Eu posso dizer do qual eu ainda o sinto... O valor que herdo daqueles e daquelas que vieram antes de mim e me dão força e coragem para seguir: educação. De vez em quando minha fé pode balancear, mas ao sentir as dores que construíram meu valor, vejo que desistir não é uma opção. O sonho que construir durante meu processo formativo me guiou até o espaço que ocupo hoje como professora, e que tento passar para meus alunos, um sonho de liberdade, um compromisso que assumo com esta.
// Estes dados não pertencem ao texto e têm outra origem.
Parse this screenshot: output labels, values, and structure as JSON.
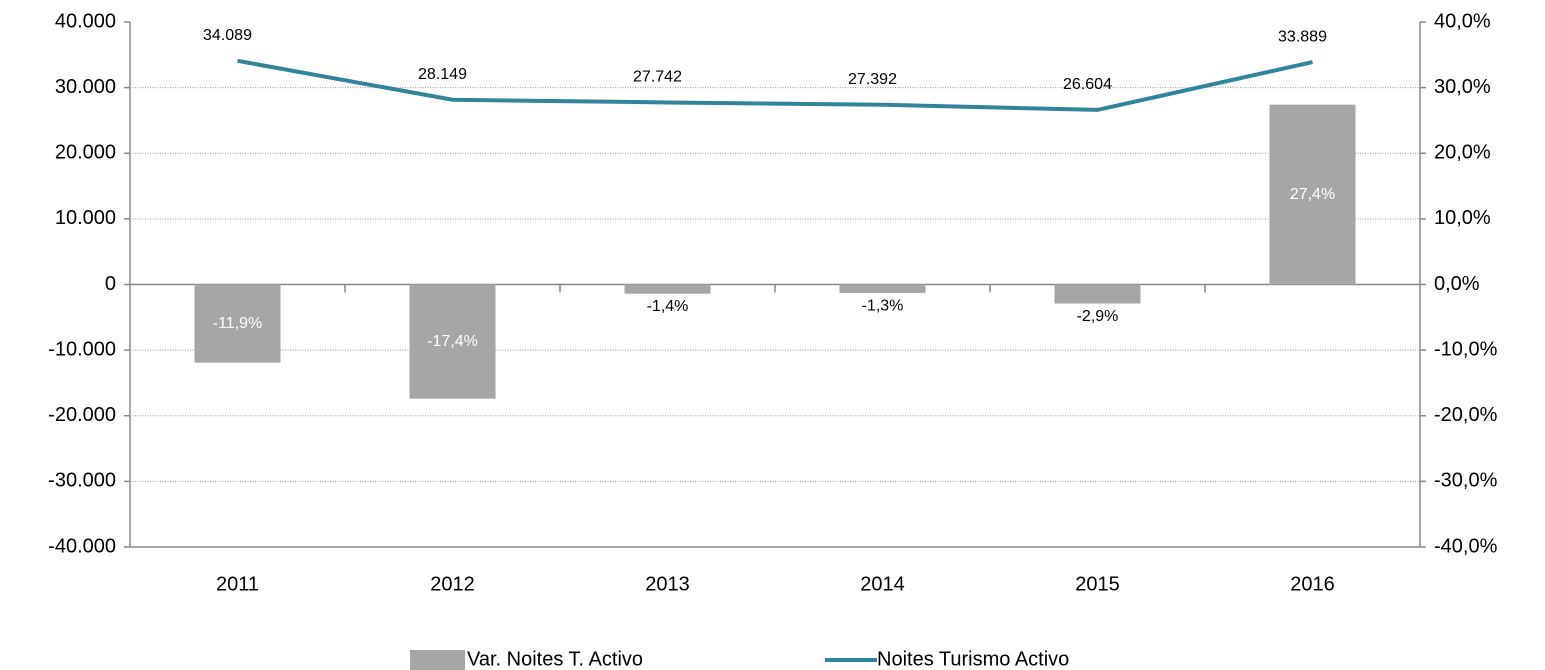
{
  "chart_data": {
    "type": "combo",
    "categories": [
      "2011",
      "2012",
      "2013",
      "2014",
      "2015",
      "2016"
    ],
    "series": [
      {
        "name": "Var. Noites T. Activo",
        "type": "bar",
        "axis": "y2",
        "color": "#a6a6a6",
        "values": [
          -11.9,
          -17.4,
          -1.4,
          -1.3,
          -2.9,
          27.4
        ],
        "value_labels": [
          "-11,9%",
          "-17,4%",
          "-1,4%",
          "-1,3%",
          "-2,9%",
          "27,4%"
        ]
      },
      {
        "name": "Noites Turismo Activo",
        "type": "line",
        "axis": "y",
        "color": "#31849b",
        "values": [
          34089,
          28149,
          27742,
          27392,
          26604,
          33889
        ],
        "value_labels": [
          "34.089",
          "28.149",
          "27.742",
          "27.392",
          "26.604",
          "33.889"
        ]
      }
    ],
    "ylim": [
      -40000,
      40000
    ],
    "yticks": [
      {
        "value": -40000,
        "label": "-40.000"
      },
      {
        "value": -30000,
        "label": "-30.000"
      },
      {
        "value": -20000,
        "label": "-20.000"
      },
      {
        "value": -10000,
        "label": "-10.000"
      },
      0,
      {
        "value": 10000,
        "label": "10.000"
      },
      {
        "value": 20000,
        "label": "20.000"
      },
      {
        "value": 30000,
        "label": "30.000"
      },
      {
        "value": 40000,
        "label": "40.000"
      }
    ],
    "y2lim": [
      -40,
      40
    ],
    "y2ticks": [
      {
        "value": -40,
        "label": "-40,0%"
      },
      {
        "value": -30,
        "label": "-30,0%"
      },
      {
        "value": -20,
        "label": "-20,0%"
      },
      {
        "value": -10,
        "label": "-10,0%"
      },
      {
        "value": 0,
        "label": "0,0%"
      },
      {
        "value": 10,
        "label": "10,0%"
      },
      {
        "value": 20,
        "label": "20,0%"
      },
      {
        "value": 30,
        "label": "30,0%"
      },
      {
        "value": 40,
        "label": "40,0%"
      }
    ],
    "grid": true
  }
}
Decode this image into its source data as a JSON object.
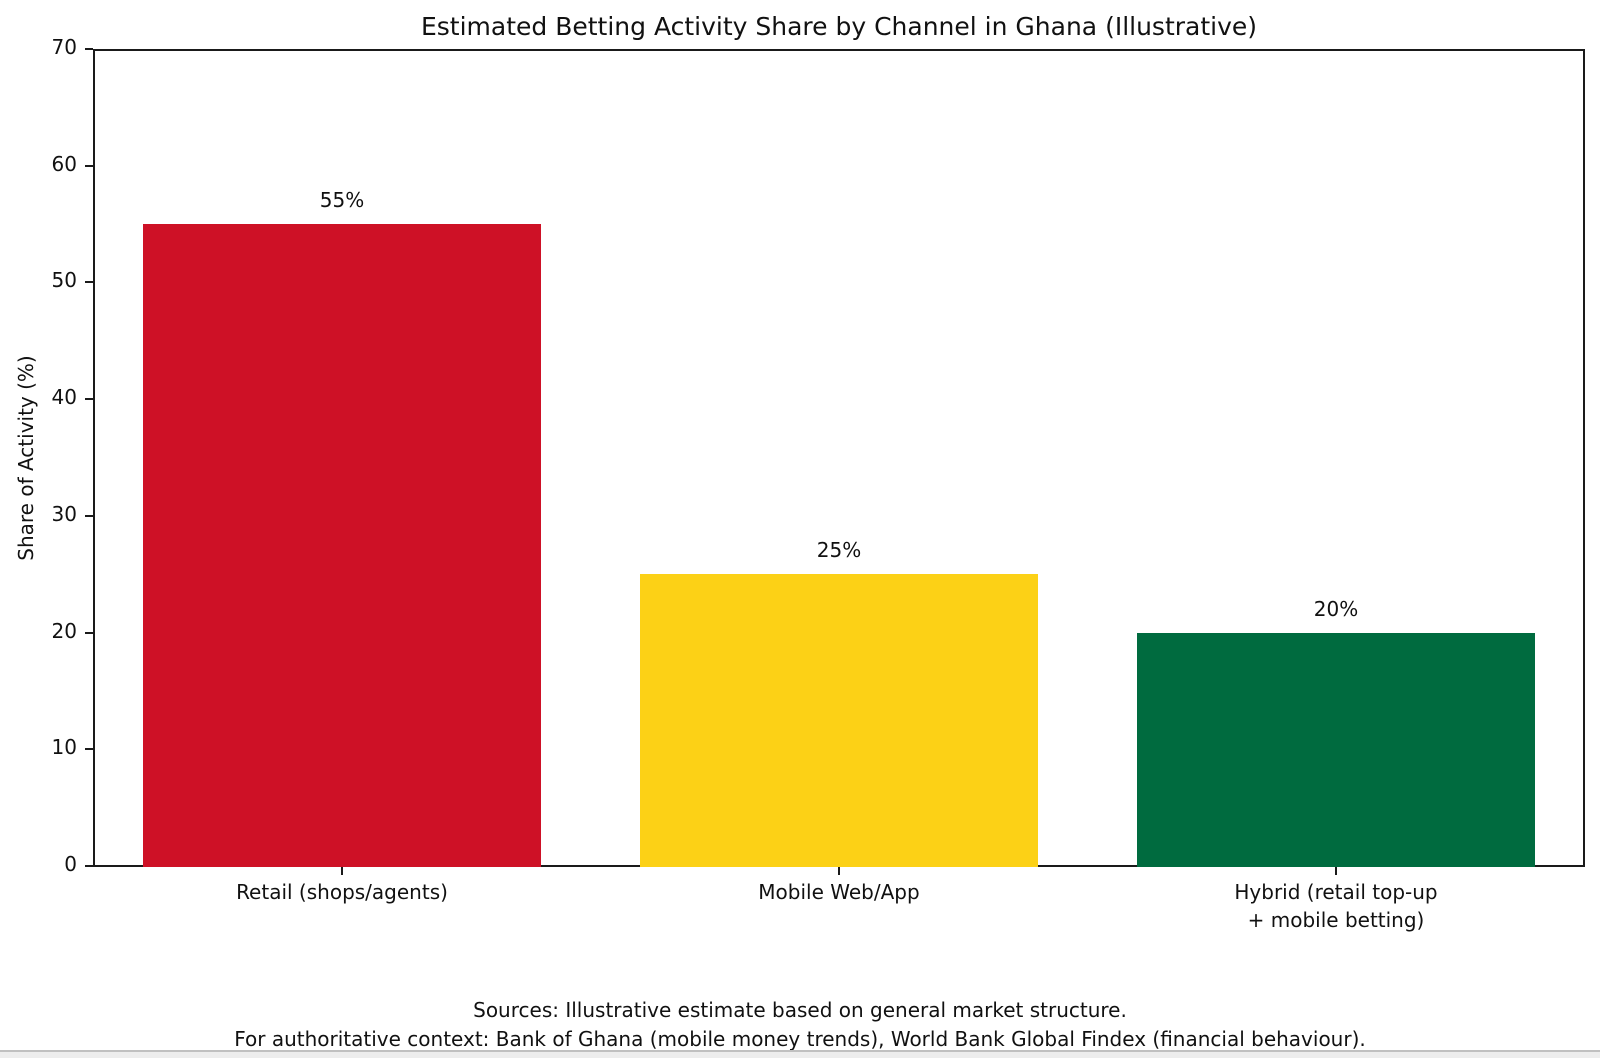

Certamente os valores que tanto ouvi hoje, dos quais são motivos de tanta saudade, não incluiu em seu projeto a mim ou a minha família, ou aqueles que me rodeiam. Momentos como este nos colocam em conflito conosco e com as situações que nos deparamos, por um lado é bom, nos faz relembrar a coragem que devemos ter, a dor e a luta dos meus, o amor dos meus, que permitiram que eu esteja aqui.

Os valores antigos ainda não se foram, prevalecem em nossa vida cotidiana, nos deparar com eles nos dá raiva. Aprendi com uma grande mulher, Audre Lorde, a canalizar e entender a minha raiva, a raiva que leva lutar por aqueles que lutaram por mim, mas também o amor, que aprendi com Bell Hooks, o amor não sentimental ou romantizado, mas como prática moldada diariamente por minhas mãos, por minhas ações. com elas e com Grada Kilomba aprendi que a educação cura, a teoria cura. Com Paulo Freire que a pedagogia pode ser a própria liberdade, não se dissociam. E com meus pais que tudo o que preciso está dentro de mim, sempre esteve, e sempre me acompanhará.

Aos saudosos, digo, essa fantasia, essa mentira nada inocente, precisa ser assumida pelo o que ela é, pela sua forma real, torta e estranha de ser. A mentira que você espalha mata, quando não literalmente, o faz simbolicamente. Não espere meu consolo ao se deparar com a verdade, espere orgulho quando finalmente você se deparar com a seguinte questão: o que posso fazer hoje, para desmantelar os valores antigos, que colonizam minha mente e minha ações? Como posso agir para que meus valores de dominação deixem de ser naturais? Em que contribuir para que outros tantos possam desnaturalizar a ideia que alguns nasceram para controlar e dominar e outros para serem submissos?

Não fico surpresa dessa noção de sociedade segura ter ganhado força e causar o saudosismo de tal fantasia idealizada. O que me espanta é que quanto mais crescem as estatísticas de violência e desigualdade, mais reforçada é a ideia de legitimar o passado segregador que coloniza um todo social.

O valor que proponho caro leitor vem de uma revolução, ela nasce nos livros, e ganha força e corpo científico e libertário. Sugiro ainda trocar a palavra valor ou outra - diversidade.

Comecei a escrever este texto com dor, e termino com coragem, e reformulo a pergunta que o intitula: qual diversidade reflete você?